Résumé de la décision
La décision concernait M. B..., un médecin généraliste dont le droit d'exercer a été suspendu par la formation restreinte du Conseil national de l'ordre des médecins pour une durée d'un an, en raison de son inactivité professionnelle prolongée. M. B... a contesté cette décision en sollicitant la suspension de son exécution devant le juge des référés du Conseil d'État. Dans une ordonnance du 13 septembre 2019, ses précédentes demandes avaient été rejetées. La nouvelle requête, fondée sur des arguments similaires, a également été rejetée par le juge des référés, qui a estimé qu'elle ne créait pas de doute sérieux quant à la légalité de la décision attaquée.
Arguments pertinents
1. Absence de doute sur la légalité : La décision du Conseil n’a pas été jugée insuffisamment motivée. Le juge a constaté que celle-ci reprenait adéquatement les textes applicables et les conclusions essentielles du rapport d'expertise.
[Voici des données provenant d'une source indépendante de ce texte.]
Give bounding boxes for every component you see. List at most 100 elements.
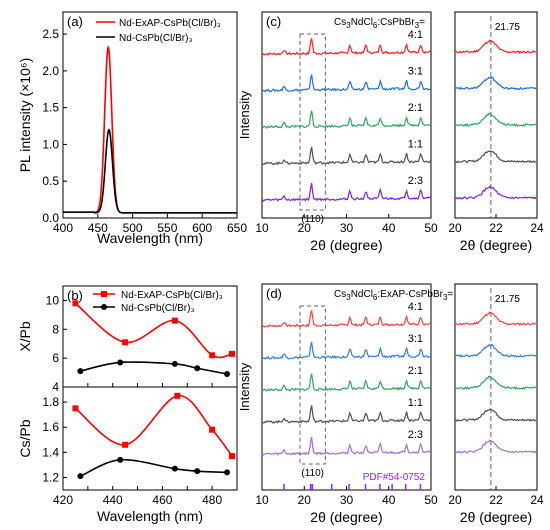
y-tick-label: 1.5	[42, 101, 59, 115]
panel-label: (b)	[67, 288, 83, 303]
xrd-zoom-pattern	[454, 311, 536, 327]
xrd-pattern	[261, 341, 432, 360]
legend-label: Nd-ExAP-CsPb(Cl/Br)₃	[121, 290, 223, 301]
subscript: 3	[346, 21, 351, 30]
series-label: 4:1	[408, 29, 423, 41]
xrd-pattern	[261, 405, 432, 424]
y-tick-label: 1.2	[42, 470, 59, 484]
legend-label: Nd-CsPb(Cl/Br)₃	[121, 303, 195, 314]
y-tick-label: 0.0	[42, 211, 59, 225]
text-run: =	[419, 17, 425, 28]
reference-label: PDF#54-0752	[363, 472, 426, 483]
panel-a-frame	[62, 11, 238, 219]
series-line	[63, 128, 237, 214]
x-tick-label: 22	[489, 493, 503, 507]
y-axis-label: Cs/Pb	[17, 419, 33, 457]
xrd-zoom-pattern	[454, 76, 537, 91]
xrd-pattern	[261, 437, 432, 456]
x-tick-label: 50	[424, 221, 438, 235]
xrd-pattern	[261, 183, 432, 202]
subscript: 3	[415, 21, 420, 30]
series-label: 2:1	[408, 102, 423, 114]
x-tick-label: 20	[448, 221, 462, 235]
highlight-box	[299, 305, 326, 465]
panel-header: Cs3NdCl6:ExAP-CsPbBr3=	[334, 289, 453, 302]
panel-label: (c)	[266, 14, 281, 29]
subscript: 6	[373, 21, 378, 30]
x-tick-label: 460	[152, 493, 172, 507]
x-tick-label: 30	[340, 493, 354, 507]
x-tick-label: 440	[103, 493, 123, 507]
c_zoom-frame	[454, 11, 538, 219]
subscript: 3	[443, 293, 448, 302]
series-label: 2:3	[408, 175, 423, 187]
xrd-zoom-pattern	[454, 112, 537, 128]
xrd-zoom-pattern	[454, 439, 537, 454]
xrd-pattern	[261, 38, 432, 56]
series-label: 2:3	[408, 429, 423, 441]
text-run: NdCl	[351, 289, 373, 300]
series-line	[74, 394, 233, 457]
data-point	[171, 465, 178, 472]
series-label: 3:1	[408, 333, 423, 345]
y-tick-label: 2.0	[42, 64, 59, 78]
subscript: 6	[373, 293, 378, 302]
data-point	[174, 392, 181, 399]
data-point	[72, 405, 79, 412]
y-tick-label: 2.5	[42, 27, 59, 41]
y-tick-label: 6	[52, 351, 59, 365]
data-point	[194, 365, 201, 372]
y-tick-label: 1.6	[42, 420, 59, 434]
y-tick-label: 1.4	[42, 445, 59, 459]
series-label: 2:1	[408, 365, 423, 377]
x-axis-label: 2θ (degree)	[310, 237, 382, 253]
x-tick-label: 550	[157, 221, 177, 235]
highlight-box	[299, 33, 326, 211]
xrd-pattern	[261, 74, 432, 93]
y-tick-label: 4	[52, 380, 59, 394]
x-tick-label: 24	[530, 493, 544, 507]
y-tick-label: 1.8	[42, 395, 59, 409]
x-tick-label: 20	[298, 493, 312, 507]
x-tick-label: 20	[298, 221, 312, 235]
data-point	[209, 352, 216, 359]
data-point	[77, 368, 84, 375]
data-point	[122, 339, 129, 346]
series-line	[63, 45, 237, 214]
xrd-pattern	[261, 146, 432, 166]
data-point	[229, 350, 236, 357]
text-run: :ExAP-CsPbBr	[377, 289, 443, 300]
series-line	[80, 361, 228, 375]
panel-header: Cs3NdCl6:CsPbBr3=	[334, 17, 425, 30]
series-label: 3:1	[408, 66, 423, 78]
box-label: (110)	[301, 214, 324, 225]
x-tick-label: 500	[123, 221, 143, 235]
data-point	[224, 469, 231, 476]
data-point	[194, 468, 201, 475]
xrd-pattern	[261, 110, 432, 129]
data-point	[77, 473, 84, 480]
legend-label: Nd-CsPb(Cl/Br)₃	[119, 33, 193, 44]
x-tick-label: 20	[448, 493, 462, 507]
x-axis-label: 2θ (degree)	[310, 509, 382, 525]
text-run: NdCl	[351, 17, 373, 28]
x-tick-label: 40	[382, 493, 396, 507]
data-point	[224, 371, 231, 378]
x-tick-label: 420	[53, 493, 73, 507]
data-point	[171, 317, 178, 324]
data-point	[117, 456, 124, 463]
panel-label: (d)	[266, 286, 282, 301]
y-tick-label: 0.5	[42, 174, 59, 188]
c-frame	[261, 11, 432, 219]
data-point	[72, 300, 79, 307]
x-tick-label: 40	[382, 221, 396, 235]
y-axis-label: PL intensity (×10⁶)	[17, 58, 33, 173]
y-axis-label: Intensity	[237, 90, 252, 139]
panel-label: (a)	[67, 14, 83, 29]
y-tick-label: 10	[46, 293, 60, 307]
data-point	[171, 360, 178, 367]
text-run: Cs	[334, 289, 346, 300]
xrd-pattern	[261, 373, 432, 392]
b_bottom-frame	[62, 386, 238, 491]
x-tick-label: 480	[202, 493, 222, 507]
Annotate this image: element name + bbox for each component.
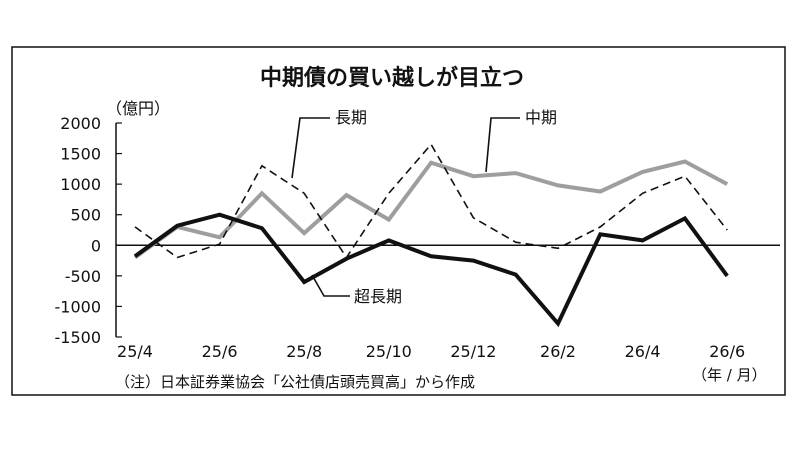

> "La décision attaquée n'était pas entachée d'une insuffisance de motivation, dès lors qu'elle rappelait les dispositions applicables et s'appropriait l'essentiel des conclusions du rapport d'expertise."
2. Détournement de procédure : Le juge a rejeté l'argument de détournement de procédure, soulignant que la durée des opérations d’instruction n’était pas en soi suffisante pour prouver qu'elles avaient été effectuées dans un but autre que celui d’examiner la situation de M. B...
> "La décision attaquée reposait sur les étapes légalement prévues sans que leur durée… suffise à établir qu’elles auraient été accomplies dans un but autre que celui qui leur était assigné."
3. Absence d'erreur manifeste d'appréciation : Il a été statué qu'aucune erreur manifeste d’appréciation n’existait, étant donné que M. B... n'avait pas contesté le motif de son inactivité prolongée ni fourni d'éléments prouvant l'absence de danger pour l'exercice de sa profession.
> "M. B... n'avait pas contesté le motif tiré de la longue durée de son inactivité."
Interprétations et citations légales
La décision se fonde sur les dispositions du Code de justice administrative, en particulier :
- Code de justice administrative - Article L. 521-1 : Cet article édicte les conditions dans lesquelles le juge des référés peut suspendre l'exécution d'une décision administrative. Selon le premier alinéa, la suspension peut être ordonnée lorsque l'urgence le justifie et qu'il existe un moyen susceptible de créer un doute sérieux quant à la légalité de cette décision.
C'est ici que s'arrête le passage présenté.